Scientists at MIT's Center for Cancer Research have discovered stem cells -- cells that do not yet have a specific function -- in the lung. Not only is this the first time anyone has found stem cells in the lung, but the team claims that these cells could be the precursor for lung cancer, the cancer that causes the greatest number of deaths in the U.S. each year. In the future, locating the cells could be a new approach to identifying the disease at its earliest stage.

"We think those cells are the ones that first proliferate after a [cancer] gene gets activated," says Carla Bender Kim, a postdoctoral fellow at the center and lead author of the study, which was published in the journal Cell.

According to Bender Kim, only 2 percent of people diagnosed with advanced-stage lung cancer survive, but the survival rate jumps to 50 percent when the disease is caught much earlier. "If we could use this knowledge of stem cells to learn more about the human situation, that would be very helpful," she says.

Bender Kim and her team identified the stem cells in the region of the lungs between the airways -- or bronchioles -- and the place where carbon dioxide in blood cells is exchanged for oxygen -- known as the alveoli. She named the group bronchioalveolar stem cells.

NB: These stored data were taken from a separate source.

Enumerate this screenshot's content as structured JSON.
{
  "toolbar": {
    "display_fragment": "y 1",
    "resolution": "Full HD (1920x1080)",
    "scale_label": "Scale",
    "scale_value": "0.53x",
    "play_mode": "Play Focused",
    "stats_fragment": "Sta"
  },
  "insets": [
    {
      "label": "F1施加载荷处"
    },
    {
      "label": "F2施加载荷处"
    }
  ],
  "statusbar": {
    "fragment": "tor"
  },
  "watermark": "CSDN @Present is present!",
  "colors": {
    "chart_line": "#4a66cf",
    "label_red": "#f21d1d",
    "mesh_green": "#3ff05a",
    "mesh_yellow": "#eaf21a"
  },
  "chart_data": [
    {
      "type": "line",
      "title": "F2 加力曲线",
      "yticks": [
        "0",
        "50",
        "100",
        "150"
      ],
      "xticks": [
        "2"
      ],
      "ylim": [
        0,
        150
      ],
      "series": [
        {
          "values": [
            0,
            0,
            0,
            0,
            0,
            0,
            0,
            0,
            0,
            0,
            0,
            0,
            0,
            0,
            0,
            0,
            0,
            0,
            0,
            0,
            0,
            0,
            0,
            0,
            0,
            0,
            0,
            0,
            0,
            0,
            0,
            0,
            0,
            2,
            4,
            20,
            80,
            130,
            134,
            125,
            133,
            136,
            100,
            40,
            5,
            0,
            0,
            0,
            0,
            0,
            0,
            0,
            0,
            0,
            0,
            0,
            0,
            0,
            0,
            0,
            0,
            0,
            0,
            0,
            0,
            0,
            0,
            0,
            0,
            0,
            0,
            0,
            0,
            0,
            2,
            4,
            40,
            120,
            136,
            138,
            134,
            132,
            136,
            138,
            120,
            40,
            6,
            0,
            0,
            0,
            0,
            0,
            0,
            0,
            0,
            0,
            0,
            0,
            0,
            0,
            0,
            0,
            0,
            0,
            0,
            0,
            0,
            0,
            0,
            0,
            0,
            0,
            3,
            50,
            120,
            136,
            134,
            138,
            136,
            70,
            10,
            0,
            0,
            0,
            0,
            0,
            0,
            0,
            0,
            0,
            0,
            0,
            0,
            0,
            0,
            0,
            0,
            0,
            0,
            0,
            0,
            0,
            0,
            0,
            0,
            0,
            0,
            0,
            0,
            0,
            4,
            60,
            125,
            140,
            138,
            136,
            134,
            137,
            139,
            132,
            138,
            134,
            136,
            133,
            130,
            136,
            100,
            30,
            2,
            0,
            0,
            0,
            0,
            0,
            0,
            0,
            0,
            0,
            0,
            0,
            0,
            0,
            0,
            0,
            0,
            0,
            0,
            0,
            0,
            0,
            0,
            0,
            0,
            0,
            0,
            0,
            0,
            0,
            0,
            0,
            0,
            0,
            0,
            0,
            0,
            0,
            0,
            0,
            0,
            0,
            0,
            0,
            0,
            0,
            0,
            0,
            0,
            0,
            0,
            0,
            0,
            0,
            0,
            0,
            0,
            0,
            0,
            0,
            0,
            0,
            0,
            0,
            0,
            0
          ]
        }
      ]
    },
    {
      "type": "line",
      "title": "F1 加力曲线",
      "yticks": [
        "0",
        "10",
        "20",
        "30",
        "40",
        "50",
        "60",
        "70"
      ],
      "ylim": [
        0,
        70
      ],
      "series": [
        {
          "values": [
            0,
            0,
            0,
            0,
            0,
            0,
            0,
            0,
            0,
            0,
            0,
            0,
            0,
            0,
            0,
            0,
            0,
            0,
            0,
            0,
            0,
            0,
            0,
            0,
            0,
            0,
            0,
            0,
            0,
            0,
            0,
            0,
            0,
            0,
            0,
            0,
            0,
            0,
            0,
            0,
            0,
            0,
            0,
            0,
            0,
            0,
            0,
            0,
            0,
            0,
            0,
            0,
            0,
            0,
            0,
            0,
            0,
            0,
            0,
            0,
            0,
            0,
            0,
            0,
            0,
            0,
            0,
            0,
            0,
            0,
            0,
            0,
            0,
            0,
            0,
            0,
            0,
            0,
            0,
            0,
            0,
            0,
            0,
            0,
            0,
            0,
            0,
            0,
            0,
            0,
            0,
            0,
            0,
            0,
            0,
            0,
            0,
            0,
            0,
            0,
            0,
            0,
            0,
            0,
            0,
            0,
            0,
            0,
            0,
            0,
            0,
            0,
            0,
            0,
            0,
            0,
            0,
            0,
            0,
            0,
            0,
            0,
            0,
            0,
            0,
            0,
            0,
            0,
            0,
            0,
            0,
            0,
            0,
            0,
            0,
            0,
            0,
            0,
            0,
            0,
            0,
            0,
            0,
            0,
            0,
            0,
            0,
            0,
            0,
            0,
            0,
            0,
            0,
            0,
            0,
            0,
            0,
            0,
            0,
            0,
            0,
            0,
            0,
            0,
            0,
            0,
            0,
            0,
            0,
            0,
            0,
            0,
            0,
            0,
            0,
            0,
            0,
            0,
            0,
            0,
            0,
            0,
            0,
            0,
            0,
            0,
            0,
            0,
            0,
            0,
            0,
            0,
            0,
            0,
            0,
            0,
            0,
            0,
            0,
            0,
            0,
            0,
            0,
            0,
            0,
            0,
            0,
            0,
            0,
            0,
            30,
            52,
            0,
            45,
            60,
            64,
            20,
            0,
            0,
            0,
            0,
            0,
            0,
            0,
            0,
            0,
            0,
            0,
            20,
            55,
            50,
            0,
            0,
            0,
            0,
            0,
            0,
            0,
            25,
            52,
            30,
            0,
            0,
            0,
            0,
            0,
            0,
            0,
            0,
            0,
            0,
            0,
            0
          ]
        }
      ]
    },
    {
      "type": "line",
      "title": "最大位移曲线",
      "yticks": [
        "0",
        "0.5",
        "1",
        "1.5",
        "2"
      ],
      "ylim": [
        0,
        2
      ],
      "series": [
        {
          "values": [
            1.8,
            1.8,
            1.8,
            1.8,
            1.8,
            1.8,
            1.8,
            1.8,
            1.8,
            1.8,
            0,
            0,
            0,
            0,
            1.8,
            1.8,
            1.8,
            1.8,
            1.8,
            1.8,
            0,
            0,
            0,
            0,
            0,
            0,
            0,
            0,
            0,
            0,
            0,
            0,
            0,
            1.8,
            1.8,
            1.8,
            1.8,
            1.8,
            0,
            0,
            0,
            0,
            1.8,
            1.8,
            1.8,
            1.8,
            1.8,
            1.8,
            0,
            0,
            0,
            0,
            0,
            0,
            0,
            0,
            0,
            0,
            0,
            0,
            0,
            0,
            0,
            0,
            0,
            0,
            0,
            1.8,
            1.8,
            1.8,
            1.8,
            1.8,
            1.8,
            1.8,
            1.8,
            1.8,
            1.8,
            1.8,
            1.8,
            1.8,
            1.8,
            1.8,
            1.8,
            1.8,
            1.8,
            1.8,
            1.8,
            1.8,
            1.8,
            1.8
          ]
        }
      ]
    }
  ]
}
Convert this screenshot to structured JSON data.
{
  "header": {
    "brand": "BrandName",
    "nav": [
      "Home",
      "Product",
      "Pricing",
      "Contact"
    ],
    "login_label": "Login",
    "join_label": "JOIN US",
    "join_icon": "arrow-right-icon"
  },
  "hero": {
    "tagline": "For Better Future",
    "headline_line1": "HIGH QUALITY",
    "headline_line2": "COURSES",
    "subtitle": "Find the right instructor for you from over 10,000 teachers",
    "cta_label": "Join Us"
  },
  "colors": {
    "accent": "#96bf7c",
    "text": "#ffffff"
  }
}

In tests conducted in culture dishes and on mice genetically engineered to develop a form of lung cancer similar to one found in humans, the team found that these bronchioalveolar stem cells were the first to divide and the only cells to increase in number once a mutant gene that initiates cancer was activated -- a good indication that they might be playing a significant role in the growth of the disease.

"If any DNA damage occurs that doesn't get repaired, those cells maintain that damage for a long time," says Bender Kim.

The findings could lead to new diagnostics and treatments. For example, molecular imaging methods could look for unusual activity in the bronchioalveolar cells. Researchers could develop a drug that attacks only the stem cells within a tumor and not other healthy cells nearby.

Although the findings are significant, they raise more questions, says Bender Kim, such as whether these stem cells are present in human cancerous tissue and what controls the cells in the first place. She'll be tackling those questions in the years to come.